Group roster increased from ten to 15.With such disparate and increased number of participants gathering in a nature camp, RV camping became another option. Filipino Riders of Las Vegas, hosted Bikerdahan 2012 in Prim Valley Resort and Casino. Daly City’s Crispy Pata took charge of Bikerdahan 2013, and brought it back to its outdoors venue, this time set in Lake Don Pedro, La Grange.The next year, Stockton’s Respect the Brotherhood hosted Bikerdahan 2014 and opted to use the same Don Pedro camp. In 2015, Pamilya Mabuhay from up North chose Lake McSwain, Snelling for their fete.
The bonds nurtured in Bikerdahan go beyond conviviality. It speaks of ties that harken back to the motherland in which the key feature of Filipino culture is aimed at maintaining a sense of family. Such loosely knit social gatherings of Fil-Ams are already part of American life. Bikerdahan is distinguished from the rest because it manages to recreate a fiesta of hispanic era stylings in a California nature park. Rather than a collective struggle against modernisation, Bikerdahan dedicates itself to all things leading edge of mechanised two-wheelers.
Most evocative of the hispanic era fiesta is the lay out of the clubs in the camp. For the first night of activities, most clubs host open camp site receptions. Any recognised or vouched for riding enthusiast may visit and share in the festivities,which invariably include garage bands,colors hung on a predesignated wall,dancing, overflowing food of varied regional Philippine cuisines and a surfeit of alcoholic beverages and other substances. By mid-afternoon of the 2nd day, all gather in the camp’s open air stage for the grand celebration. The hosting club, hermano if you will, has a prepared program that will involve games, contests and rituals. Before sun down, professional musicians who are also Fil-Am bikers begin performing on the camp’s open air stage. After rousing the crowd, the hosting club’s cusinero del fiesta opens the buffet tables for dinner. Dinner fare is strictly Filipino with four large vats of Calrose rice positioned strategically around the party venue.
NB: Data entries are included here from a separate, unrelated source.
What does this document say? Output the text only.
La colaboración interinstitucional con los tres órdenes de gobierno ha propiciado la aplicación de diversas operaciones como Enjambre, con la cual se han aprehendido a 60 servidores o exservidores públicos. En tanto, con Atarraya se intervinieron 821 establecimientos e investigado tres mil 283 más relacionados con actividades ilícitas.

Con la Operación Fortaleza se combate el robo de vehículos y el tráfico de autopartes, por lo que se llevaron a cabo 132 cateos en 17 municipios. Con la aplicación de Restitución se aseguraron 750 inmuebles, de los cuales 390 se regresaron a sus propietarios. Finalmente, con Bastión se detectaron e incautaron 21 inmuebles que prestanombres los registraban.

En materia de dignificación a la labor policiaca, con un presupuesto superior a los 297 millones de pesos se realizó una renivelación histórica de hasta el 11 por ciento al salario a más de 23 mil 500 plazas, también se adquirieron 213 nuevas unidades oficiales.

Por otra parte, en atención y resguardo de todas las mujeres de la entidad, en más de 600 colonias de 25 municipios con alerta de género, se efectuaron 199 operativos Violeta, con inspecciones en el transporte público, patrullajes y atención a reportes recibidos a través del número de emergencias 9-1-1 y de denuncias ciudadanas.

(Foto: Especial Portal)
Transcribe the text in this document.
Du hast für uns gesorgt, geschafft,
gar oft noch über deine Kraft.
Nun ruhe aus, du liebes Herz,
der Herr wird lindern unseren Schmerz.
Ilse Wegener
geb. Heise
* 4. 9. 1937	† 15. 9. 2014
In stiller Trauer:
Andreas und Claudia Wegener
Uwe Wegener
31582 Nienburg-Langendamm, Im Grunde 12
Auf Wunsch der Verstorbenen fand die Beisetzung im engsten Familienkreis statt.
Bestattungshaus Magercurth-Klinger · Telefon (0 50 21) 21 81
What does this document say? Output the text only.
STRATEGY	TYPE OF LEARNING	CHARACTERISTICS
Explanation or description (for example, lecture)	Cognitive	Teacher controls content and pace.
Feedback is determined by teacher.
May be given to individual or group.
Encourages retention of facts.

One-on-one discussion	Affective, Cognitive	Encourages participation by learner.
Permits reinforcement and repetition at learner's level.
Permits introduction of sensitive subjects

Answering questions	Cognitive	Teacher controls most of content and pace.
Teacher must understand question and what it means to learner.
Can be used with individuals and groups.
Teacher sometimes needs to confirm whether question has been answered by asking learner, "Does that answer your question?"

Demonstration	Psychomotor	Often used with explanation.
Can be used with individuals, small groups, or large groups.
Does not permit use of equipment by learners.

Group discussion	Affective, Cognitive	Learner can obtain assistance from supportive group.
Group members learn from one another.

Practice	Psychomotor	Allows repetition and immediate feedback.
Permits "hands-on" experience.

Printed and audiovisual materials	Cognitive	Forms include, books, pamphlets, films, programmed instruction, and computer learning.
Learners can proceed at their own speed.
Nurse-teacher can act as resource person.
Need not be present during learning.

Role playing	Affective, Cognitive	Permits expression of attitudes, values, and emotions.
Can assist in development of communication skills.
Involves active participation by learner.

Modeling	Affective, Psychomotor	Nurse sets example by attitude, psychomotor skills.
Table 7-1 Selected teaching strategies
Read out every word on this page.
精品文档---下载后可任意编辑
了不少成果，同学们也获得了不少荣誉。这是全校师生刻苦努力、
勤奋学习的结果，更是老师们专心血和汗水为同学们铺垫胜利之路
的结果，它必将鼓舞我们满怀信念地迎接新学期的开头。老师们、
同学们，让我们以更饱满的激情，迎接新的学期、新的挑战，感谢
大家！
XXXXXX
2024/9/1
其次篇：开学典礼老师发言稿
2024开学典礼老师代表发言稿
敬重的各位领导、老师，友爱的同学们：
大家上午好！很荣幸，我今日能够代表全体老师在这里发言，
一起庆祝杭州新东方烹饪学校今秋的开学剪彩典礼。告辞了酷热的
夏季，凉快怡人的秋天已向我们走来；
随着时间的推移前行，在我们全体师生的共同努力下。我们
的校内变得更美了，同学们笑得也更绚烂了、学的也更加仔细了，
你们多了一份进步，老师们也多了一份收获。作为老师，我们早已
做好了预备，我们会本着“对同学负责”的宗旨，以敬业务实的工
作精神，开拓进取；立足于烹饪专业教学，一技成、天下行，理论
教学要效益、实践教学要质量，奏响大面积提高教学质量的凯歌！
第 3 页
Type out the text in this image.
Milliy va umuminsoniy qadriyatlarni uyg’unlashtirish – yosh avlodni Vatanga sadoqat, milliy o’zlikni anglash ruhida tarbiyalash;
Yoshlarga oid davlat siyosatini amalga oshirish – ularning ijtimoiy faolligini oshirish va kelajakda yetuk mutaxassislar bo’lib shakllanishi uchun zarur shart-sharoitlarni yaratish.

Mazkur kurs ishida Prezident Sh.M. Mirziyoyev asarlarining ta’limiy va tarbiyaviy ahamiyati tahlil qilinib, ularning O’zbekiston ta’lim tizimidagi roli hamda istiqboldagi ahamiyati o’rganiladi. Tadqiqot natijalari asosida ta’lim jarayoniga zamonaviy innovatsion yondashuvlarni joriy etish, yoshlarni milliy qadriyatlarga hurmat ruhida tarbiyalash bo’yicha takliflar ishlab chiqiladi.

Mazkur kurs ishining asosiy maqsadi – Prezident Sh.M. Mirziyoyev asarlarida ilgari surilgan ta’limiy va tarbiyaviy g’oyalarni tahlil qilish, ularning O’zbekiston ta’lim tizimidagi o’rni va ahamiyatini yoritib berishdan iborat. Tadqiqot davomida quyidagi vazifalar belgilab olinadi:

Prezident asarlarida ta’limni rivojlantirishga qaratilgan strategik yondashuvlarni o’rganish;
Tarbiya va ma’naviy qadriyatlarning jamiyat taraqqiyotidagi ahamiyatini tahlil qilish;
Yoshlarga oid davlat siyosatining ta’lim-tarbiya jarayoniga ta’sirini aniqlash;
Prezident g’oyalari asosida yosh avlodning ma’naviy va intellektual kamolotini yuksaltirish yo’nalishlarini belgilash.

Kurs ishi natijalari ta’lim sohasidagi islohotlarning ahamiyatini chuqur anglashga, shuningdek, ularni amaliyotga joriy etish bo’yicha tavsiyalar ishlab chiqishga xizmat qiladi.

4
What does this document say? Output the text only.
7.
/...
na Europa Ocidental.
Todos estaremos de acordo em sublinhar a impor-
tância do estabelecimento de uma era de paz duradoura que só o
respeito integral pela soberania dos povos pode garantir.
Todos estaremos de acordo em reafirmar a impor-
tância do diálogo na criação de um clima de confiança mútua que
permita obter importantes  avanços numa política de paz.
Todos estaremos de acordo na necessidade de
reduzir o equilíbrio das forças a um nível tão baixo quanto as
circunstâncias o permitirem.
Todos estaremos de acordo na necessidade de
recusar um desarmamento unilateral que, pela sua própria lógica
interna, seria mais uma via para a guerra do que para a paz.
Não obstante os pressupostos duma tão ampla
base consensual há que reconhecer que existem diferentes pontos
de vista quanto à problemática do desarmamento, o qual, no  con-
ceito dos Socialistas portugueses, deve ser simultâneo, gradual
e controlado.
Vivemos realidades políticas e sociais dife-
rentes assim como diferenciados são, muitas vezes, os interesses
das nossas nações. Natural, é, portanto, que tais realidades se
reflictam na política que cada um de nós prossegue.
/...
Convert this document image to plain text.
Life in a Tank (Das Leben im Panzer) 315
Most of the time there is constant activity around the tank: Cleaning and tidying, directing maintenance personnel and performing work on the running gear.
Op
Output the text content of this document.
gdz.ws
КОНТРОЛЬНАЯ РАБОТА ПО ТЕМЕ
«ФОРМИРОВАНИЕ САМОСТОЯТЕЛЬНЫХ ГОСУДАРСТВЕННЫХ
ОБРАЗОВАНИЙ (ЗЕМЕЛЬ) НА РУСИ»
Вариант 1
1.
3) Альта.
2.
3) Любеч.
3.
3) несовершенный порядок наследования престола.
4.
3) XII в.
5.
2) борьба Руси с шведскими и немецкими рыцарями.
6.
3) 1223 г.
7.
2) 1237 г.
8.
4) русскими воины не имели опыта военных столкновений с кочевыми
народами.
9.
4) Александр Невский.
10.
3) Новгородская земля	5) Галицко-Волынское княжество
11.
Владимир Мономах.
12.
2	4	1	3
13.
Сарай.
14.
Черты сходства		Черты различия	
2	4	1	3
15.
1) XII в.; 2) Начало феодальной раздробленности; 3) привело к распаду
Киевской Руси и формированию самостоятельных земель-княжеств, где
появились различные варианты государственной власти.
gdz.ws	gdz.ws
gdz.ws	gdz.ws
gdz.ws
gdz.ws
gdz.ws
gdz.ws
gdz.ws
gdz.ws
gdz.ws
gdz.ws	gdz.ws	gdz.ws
In a youtube interview, 1st generation Fil-Am Vincent Paderes of Pamilya Mabuhay confirmed that that Bikerdahan was the biggest gathering of Fil-Am bikers in the US.—Bikers from California and Nevada gather to share food, music , fun and stories, making Bikerdahan a much sought after bike rally.All Fil-Am bikers look forward to Bikerdahan and hope to eventually pass it down as a tradition to the succeeding generations.
The fiesta-like gaiety that pervades any Bikerdahan is all the more authentic and impressive considering that Bikerdahan has become a cultural substructure, helping Fil-Ams re-define their natural tendency towards the familial. The Fil-Am biker returns to Bikerdahan every year to renew his identity and sense of belonging to a familial village. At the same time he also secures for himself a sense of arrival and advantage in the larger riding public.
The exhilarating performance of a motorcycle, the machine’s pure beauty and personal endeavour capture riders to become bikers. Even as young lads in the Philippines, the wannabe bikers already appreciated and/or possessed the qualities of independence and self-reliance, attributes which predisposed them to become bikers. Whether they grew up in the Philippines or in America, most Fil-Am bikers rode in their youth. They knew even then that riding would set them apart.
Aside from providing a myriad of sensory delights, much is made of the exigent consciousness that riding imposes. A biker is organic to his machine. One is riding in the world and never merely past it. One is riding to both the physical and emotional realities of the world and therefore the only option left is to focus on the now. As one companions the wind, memories of the past and plans for the future are shorn. To David, riding is an affirmation of the sheer joy of moving along with time. Jay Leno’ s succinct version: motorcycles are time machines.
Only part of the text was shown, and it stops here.